Saint Petrus Canisius “spent most of his life in contact with the socially most important people of his time and exerted special influence through his writings,” the most widely circulated being his three catechisms, which he wrote between 1555 and 1558.

“The first catechism was meant for students who could understand elementary notions of theology. The second was for boys from the popular classes receiving their first religious education. The third was destined for boys who attended middle and high schools. The Catholic doctrine was presented in short question-and-answer form and biblical terms, with clarity and without controversial language.”

“This catechism trained people for centuries. As late as during my father’s times, the catechism was called the ‘Canisius’,” the Pope said.
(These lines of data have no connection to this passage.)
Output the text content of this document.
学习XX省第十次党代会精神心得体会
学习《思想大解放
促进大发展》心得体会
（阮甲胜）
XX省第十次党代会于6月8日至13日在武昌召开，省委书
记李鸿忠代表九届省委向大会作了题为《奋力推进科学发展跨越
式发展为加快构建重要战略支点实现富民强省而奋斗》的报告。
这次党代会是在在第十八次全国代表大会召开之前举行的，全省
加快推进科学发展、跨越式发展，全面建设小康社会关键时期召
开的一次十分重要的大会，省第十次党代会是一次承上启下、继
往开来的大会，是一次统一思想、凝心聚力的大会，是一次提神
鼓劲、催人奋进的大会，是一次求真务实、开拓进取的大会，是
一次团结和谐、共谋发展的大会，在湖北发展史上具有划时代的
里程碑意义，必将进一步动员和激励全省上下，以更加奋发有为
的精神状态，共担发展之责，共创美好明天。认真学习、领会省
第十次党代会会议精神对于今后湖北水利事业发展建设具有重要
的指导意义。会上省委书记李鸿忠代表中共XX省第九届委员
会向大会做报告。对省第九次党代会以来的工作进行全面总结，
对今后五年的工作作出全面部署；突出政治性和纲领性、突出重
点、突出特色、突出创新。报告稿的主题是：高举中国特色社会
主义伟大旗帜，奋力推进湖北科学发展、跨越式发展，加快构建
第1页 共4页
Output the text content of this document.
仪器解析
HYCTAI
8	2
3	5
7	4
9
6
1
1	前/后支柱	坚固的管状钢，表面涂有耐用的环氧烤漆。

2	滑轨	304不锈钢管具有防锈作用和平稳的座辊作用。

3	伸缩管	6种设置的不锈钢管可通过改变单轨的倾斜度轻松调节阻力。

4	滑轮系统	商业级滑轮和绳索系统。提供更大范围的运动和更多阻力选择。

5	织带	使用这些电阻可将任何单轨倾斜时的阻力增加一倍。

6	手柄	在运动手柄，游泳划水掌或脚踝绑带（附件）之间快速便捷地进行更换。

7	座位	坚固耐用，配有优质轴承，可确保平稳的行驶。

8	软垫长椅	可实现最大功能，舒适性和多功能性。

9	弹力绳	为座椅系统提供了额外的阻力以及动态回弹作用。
Indeed, “this is one of the features of Saint Petrus Canisius, namely his capacity to harmoniously reconcile faithfulness to dogmatic principles and respect for each person”. This way, “he separated wilful and guilty apostasy from the blameless loss of faith,” which this led him to say that “most Germans” who went over to Protestantism “had no guilt”.

“At a time in history thick with confessional conflict, he avoided, and this was something extraordinary, the acrimony and rhetoric of anger, so rare in discussions among Christians at that time, on both sides, and sought only to preserve spiritual roots and revitalise the faith and the Church,” aided in his endeavour by his “vast and penetrating knowledge” of the Holy Scriptures, and his “personal relationship with God and austere spirituality.”

“A deep personnel friendship with Jesus was typical of Saint Canisius’ spirituality.” The saint worked for the renewal of the Catholic faith guided by three principles: peace, love and perseverance.  He was “clearly cognizant that within the Church he was continuing the mission of the Apostles. This reminds us that each true evangeliser is always a tool when he is united, and thus fruitful, to Jesus and his Church.”